Photo used with permission by Atamira Dance Company
(Photographer: Julie Zhu, Choreographer: Frances Rings for "Kotahi" 2018).
Ancestral Lineages: Matao/CHamoru
Dakota Camacho is a multi-disciplinary artist / researcher working in spaces of indigenous life ways, performance, musical composition, community engagement, and education.
Camacho holds a Masters of Arts in Performance Studies from Tisch School of the Arts at New York University, and graduated from the University of Wisconsin-Madison with a Bachelor of Arts in Gender & Women's Studies as a First Wave Urban Arts and Hip Hop Scholar.
Camacho is a chanter, adjunct instructor, and core researcher for I Fanlalai'an Oral History Project based at the University of Guåhan.

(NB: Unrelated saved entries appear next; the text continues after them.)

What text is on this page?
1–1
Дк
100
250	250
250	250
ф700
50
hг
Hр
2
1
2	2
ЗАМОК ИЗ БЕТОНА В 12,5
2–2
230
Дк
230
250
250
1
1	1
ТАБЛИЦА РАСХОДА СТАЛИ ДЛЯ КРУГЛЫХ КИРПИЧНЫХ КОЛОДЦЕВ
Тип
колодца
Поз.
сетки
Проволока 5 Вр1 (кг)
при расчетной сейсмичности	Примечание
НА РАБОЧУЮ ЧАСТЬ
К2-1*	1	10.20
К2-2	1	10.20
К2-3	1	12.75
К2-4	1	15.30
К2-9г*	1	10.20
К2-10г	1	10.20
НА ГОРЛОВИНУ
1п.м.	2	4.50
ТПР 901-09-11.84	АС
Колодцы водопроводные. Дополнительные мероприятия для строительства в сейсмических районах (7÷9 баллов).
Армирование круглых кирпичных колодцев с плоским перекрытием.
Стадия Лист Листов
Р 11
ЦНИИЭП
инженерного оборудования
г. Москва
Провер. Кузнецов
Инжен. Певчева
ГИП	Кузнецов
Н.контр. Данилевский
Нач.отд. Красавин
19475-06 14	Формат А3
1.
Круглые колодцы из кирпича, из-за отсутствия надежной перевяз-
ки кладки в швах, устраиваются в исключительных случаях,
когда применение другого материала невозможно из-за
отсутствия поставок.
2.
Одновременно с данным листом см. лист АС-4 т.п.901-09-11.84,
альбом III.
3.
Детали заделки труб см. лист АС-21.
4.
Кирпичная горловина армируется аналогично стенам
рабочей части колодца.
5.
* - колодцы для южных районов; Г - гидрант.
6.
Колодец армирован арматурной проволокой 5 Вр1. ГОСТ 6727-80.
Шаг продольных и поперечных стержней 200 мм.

Camacho co-founded I Moving Lab, an inter-national, inter-cultural, inter-tribal, and inter-disciplinary arts collective that creates community and self-funded arts initiatives to engage and bring together rural & urban communities, Universities, Museums, & performing arts institutions.
Camacho has worked at festivals, universities, and community organizations as a public speaker, facilitator, composer and performer across Turtle Island (USA), Aotearoa (New Zealand), Australia, Sweden, and South Africa.
I ground my creativity in ancestral life ways. Born and raised in Coast Salish Territory, my work weaves knowing from both my bloodlines and the diverse lineages that inform my indigenizing journey.
My work spans the realms of ritual activation, performance art, installation, contemporary indigenous movement, and cultural responsibility.
Personal genealogical research has led me to founding GUMA' MATAO - a creative practice research vessel reclaiming embodied indigenous knowing. GUMA' MATAO develops strategies for individuals to feel in connection with and empowered by their ancestors, lands, and languages.
The work aims to proliferate inafa'maolek -- unifying human consciousness with the natural world, restoring balance with the elements, and living with life force.